= Lijun International Pharmaceutical (Holding) Co. Ltd. =

Hong Kong pharmaceutical company

Lijun International Pharmaceutical (Holding) Co., Limited (利君國際醫藥(控股)有限公司 (利君国际医药(控股)有限公司)) is a Wanchai, Hong Kong–based investment holding company with two pharmaceutical business segments:

==Business segments==
- manufacturing and selling of intravenous infusion solution
- manufacturing and selling of antibiotics and others

The Group was listed on Hong Kong Stock Exchange in December 2005 (stock code: 2005).

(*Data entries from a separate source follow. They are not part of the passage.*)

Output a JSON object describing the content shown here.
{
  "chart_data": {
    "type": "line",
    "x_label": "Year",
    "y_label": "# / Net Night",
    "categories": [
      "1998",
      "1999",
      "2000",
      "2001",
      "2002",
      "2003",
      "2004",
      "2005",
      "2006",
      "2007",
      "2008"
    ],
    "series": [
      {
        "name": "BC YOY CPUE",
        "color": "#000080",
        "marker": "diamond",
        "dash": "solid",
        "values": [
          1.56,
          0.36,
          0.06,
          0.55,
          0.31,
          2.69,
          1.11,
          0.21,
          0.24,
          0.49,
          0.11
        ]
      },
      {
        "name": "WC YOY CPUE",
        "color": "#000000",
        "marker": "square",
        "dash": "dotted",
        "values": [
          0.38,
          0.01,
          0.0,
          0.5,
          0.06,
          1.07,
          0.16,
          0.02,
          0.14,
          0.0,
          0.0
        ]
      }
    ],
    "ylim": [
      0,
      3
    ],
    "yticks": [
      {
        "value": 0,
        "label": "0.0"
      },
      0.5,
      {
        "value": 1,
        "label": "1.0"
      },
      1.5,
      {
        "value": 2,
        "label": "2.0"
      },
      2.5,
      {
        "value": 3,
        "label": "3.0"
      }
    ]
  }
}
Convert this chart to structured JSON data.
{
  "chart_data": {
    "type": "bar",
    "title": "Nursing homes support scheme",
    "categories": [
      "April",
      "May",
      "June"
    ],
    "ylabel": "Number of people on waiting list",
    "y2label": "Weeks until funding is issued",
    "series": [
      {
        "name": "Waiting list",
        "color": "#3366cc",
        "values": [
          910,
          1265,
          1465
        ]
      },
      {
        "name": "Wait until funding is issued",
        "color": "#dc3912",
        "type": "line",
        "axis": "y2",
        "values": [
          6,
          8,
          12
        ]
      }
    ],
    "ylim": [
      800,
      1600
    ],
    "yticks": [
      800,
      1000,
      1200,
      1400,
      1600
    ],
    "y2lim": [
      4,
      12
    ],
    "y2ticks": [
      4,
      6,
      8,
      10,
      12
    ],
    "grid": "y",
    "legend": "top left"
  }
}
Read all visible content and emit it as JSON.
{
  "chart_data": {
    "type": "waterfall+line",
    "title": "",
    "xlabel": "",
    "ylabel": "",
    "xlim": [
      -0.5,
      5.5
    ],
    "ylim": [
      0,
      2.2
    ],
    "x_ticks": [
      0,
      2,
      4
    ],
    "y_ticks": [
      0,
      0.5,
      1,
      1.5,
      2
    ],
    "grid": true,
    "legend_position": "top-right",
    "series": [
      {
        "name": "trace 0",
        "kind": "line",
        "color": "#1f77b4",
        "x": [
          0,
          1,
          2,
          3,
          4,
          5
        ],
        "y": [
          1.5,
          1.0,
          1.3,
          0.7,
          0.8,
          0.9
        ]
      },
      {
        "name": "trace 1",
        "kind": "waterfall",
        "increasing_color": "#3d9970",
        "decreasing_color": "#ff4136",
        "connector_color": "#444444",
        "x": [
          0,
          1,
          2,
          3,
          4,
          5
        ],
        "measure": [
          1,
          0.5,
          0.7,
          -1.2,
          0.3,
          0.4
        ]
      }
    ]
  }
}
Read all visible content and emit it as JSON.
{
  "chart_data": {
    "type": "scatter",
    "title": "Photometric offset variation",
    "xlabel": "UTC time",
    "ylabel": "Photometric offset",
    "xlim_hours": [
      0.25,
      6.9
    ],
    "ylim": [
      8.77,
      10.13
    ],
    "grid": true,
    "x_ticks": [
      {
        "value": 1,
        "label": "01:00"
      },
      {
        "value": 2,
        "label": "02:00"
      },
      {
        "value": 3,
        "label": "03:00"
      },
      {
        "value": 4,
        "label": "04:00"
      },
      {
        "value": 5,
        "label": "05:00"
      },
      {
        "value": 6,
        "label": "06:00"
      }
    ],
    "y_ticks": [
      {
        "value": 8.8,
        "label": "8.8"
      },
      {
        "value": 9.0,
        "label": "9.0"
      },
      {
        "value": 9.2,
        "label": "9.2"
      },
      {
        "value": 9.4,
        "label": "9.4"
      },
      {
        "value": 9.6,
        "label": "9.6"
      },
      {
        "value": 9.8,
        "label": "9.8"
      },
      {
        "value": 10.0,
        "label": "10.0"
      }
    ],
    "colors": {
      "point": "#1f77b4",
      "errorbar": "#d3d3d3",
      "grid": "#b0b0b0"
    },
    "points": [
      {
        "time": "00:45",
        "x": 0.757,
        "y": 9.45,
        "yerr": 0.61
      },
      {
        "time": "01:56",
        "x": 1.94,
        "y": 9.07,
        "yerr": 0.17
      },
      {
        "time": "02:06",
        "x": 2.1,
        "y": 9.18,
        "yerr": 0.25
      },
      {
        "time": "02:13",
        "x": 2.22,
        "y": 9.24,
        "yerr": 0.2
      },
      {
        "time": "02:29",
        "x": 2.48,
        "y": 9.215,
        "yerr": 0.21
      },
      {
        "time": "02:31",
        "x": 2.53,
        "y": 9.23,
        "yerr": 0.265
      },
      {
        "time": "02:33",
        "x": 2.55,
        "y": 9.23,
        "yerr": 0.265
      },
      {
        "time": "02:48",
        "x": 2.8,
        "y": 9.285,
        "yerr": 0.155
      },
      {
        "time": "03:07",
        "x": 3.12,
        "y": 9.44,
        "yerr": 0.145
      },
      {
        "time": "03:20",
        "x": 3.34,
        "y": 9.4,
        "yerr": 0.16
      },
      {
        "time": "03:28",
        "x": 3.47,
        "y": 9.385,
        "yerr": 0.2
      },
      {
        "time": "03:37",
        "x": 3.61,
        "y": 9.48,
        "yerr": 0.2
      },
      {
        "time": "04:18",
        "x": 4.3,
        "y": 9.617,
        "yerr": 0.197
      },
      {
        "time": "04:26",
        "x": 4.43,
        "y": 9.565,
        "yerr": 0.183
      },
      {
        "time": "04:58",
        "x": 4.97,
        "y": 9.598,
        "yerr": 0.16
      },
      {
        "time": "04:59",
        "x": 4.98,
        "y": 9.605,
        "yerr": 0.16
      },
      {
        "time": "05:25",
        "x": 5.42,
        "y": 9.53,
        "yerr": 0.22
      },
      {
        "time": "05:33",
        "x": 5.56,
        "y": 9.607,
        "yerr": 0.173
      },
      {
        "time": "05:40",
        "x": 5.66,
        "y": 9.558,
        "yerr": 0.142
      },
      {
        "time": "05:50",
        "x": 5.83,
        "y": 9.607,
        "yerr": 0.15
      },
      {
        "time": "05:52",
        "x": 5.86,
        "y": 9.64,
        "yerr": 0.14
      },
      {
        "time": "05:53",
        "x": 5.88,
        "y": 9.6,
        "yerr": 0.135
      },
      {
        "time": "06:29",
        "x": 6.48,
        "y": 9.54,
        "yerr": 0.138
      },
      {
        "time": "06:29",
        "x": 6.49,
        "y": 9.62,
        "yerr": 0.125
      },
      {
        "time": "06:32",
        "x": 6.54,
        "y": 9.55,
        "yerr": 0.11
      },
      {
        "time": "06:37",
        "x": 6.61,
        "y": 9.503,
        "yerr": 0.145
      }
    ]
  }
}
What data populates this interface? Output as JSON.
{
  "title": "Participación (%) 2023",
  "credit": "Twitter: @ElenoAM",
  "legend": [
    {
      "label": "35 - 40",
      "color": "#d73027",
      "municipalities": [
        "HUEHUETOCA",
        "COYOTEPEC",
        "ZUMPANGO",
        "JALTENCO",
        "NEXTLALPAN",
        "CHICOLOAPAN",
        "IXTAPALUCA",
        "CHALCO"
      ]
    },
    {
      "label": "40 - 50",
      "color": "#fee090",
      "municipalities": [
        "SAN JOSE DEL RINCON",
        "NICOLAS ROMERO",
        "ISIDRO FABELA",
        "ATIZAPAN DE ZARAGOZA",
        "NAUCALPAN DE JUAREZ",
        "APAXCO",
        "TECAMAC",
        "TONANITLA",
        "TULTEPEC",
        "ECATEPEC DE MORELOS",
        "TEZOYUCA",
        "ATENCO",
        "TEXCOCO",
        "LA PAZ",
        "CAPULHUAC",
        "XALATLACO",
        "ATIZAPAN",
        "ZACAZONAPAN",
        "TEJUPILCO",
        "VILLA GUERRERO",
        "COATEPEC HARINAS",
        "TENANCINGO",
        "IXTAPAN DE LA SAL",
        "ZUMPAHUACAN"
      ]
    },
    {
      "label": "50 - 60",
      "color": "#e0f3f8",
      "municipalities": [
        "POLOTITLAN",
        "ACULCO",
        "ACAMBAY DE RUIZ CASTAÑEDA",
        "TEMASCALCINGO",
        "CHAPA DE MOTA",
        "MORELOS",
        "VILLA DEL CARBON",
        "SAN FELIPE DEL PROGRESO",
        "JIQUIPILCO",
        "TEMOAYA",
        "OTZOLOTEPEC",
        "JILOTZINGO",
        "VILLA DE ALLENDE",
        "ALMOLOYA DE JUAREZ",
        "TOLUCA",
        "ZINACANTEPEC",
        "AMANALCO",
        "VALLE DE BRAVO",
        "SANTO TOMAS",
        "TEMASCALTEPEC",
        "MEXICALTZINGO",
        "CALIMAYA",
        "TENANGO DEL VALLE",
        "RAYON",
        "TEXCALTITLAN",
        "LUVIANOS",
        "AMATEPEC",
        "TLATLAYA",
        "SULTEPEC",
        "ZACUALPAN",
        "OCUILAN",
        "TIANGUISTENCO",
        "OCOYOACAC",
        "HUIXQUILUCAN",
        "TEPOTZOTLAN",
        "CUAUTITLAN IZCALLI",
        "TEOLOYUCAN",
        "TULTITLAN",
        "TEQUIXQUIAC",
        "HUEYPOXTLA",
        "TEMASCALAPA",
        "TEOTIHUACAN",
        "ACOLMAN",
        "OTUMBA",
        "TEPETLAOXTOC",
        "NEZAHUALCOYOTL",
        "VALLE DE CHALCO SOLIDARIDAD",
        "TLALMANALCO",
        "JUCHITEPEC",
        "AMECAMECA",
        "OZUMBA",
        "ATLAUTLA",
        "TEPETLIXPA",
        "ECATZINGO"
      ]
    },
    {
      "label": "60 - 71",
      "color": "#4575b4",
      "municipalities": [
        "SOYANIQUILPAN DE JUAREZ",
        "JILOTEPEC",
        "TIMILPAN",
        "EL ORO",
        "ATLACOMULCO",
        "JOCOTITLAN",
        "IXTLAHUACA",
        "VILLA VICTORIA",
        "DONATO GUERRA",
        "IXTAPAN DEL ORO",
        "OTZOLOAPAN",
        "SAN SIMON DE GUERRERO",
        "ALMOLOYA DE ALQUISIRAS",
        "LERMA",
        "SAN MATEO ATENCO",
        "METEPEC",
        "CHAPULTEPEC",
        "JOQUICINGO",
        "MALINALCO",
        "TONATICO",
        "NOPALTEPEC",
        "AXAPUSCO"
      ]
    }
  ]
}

The Group is engaged in the research, development, manufacturing and selling of a wide range of finished medicines and bulk pharmaceutical products to hospitals and distributors, including antibiotics, intravenous infusion solution, non-antibiotics finished products, bulk pharmaceuticals and health care product.

==Subsidiaries==
The Company’s subsidiaries include:

- New Orient Limited (New Orient) in Hong Kong
- Shijiazhuang No. 4 Pharmaceutical Co., Limited, intravenous infusion solution manufacturer in Hebei Province (acquired in June 2007)
- Xi’an Lijun Pharmaceutical Co., Limited (Xi’an Lijun), engaged in manufacturing pharmaceuticals in Shaanxi Province
- Shenzhen Lijun Pharmaceutical Co., Limited, engaged in manufacturing pharmaceuticals in Guangdong Province.

The Company is the largest domestic manufacturer of macrolide antibiotics, with a leading position for its intravenous infusion solution products in high-end hospital market.

Facing more merger and acquisition opportunities from medical reform in China, the Group is positioned for continuous mergers and acquisitions to promote its growth.